Un cadre réglementaire renforcé

L’article 173 de la loi relative à la transition énergétique pour la croissance verte du 17 août 2015 et son décret d’application prévoient pour les investisseurs institutionnels (mutuelles, compagnies d’assurance, sociétés de gestion, banques) des obligations d’informations concernant la prise en compte des critères environnementaux, sociaux et de gouvernance (ESG) dans leurs stratégies d’investissement. Ils sont tenus de rendre compte à leurs souscripteurs les modalités d’évaluation et intégration de ces critères, ainsi que les moyens mis en œuvre pour gérer les risques climatiques.
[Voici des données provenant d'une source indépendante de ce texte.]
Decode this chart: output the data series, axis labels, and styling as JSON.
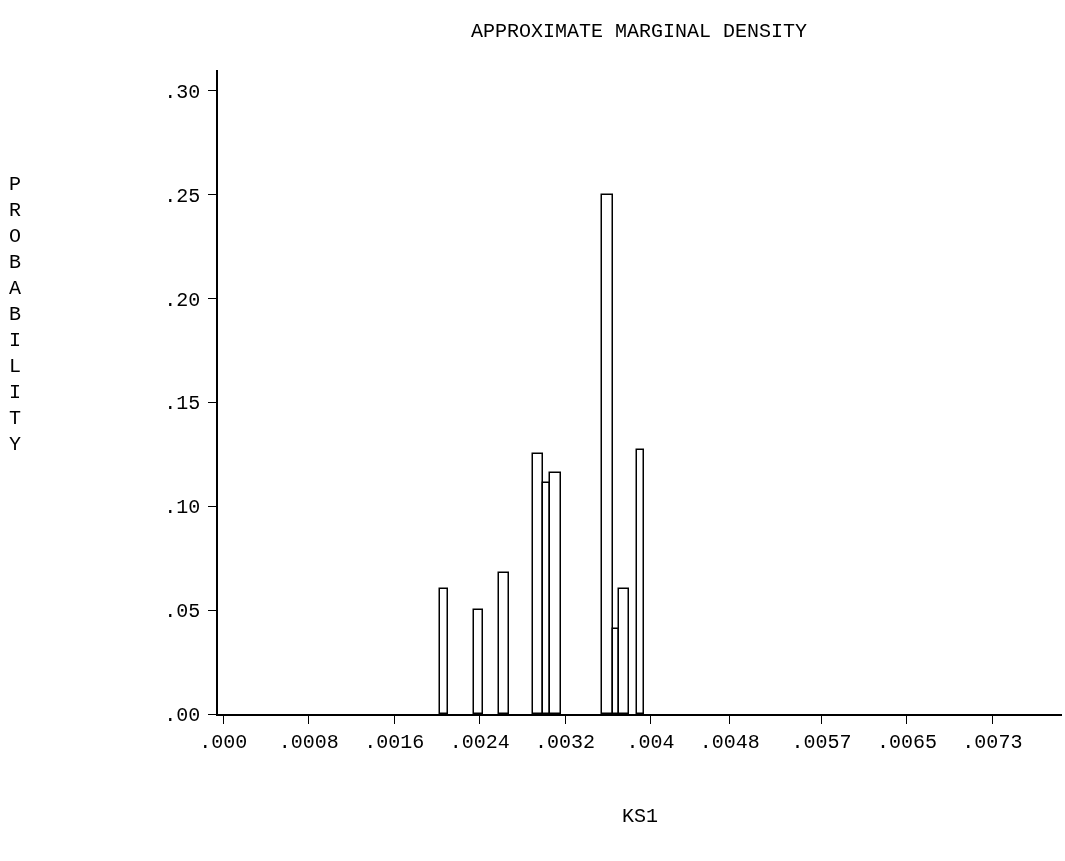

On y retrouve, par exemple, la politique de désengagement du charbon. Or, l’étude de Novethic "173 nuances de reporting" publiée en novembre 2020 révèle des résultats peu concluants : seuls les acteurs engagés, passant du nombre de 15 à 23, ont continué à améliorer leur compte-rendu sur le climat et ont renforcé leurs engagements. Mais le principal point d’attention porte sur la catégorie des décrocheurs (au nombre de 12) lesquels ont fait un vague effort de reporting et dont 4 d’entre eux ont révélé qu’ils n’intègrent pas les critères ESG-climat dans leurs politiques d’investissement, "ce qui peut être préoccupant pour leurs clients et bénéficiaires" selon le rapport. Ces résultats tiennent ainsi compte d’une réalité que la FFA a déjà mise en lumière dans son dernier baromètre publié en 2019 sur l’intégration des critères ESG-Climat dans les stratégies d’investissement des assureurs : "Les assureurs ne sont pas encore tous en mesure d’arbitrer leur décision d’investissement en tenant compte des analyses de risques climats réalisées."

"Les assureurs annoncent une réduction de l’empreinte carbone de leur portefeuille d’actif en se désengageant du charbon."

L’Union européenne durcit alors le ton. Entrée en vigueur le 10 mars 2021, la réglementation Sustainable Finance Disclosure Regulation (SFDR) prévoit de nouvelles obligations aux assureurs. Ces derniers ne doivent plus uniquement informer leurs souscripteurs sur l’intégration des critères ESG-climat dans leurs politiques d’investissement, mais doivent également de préciser les conséquences néfastes de leurs investissements sur l’environnement. Plus encore, les dispositions imposent une obligation de transparence quant aux produits directement proposés aux souscripteurs : les documents précontractuels à destination de ces derniers doivent alors inclure des informations sur la prise en compte des critères ESG-Climat. Ou comment mettre un terme à la tendance au greenwashing épinglée par l’ACPR et l’AMF dans un rapport commun publié en décembre 2020 sur les engagements pris par les assureurs dans le cadre de leur politique de désengagement du charbon thermique.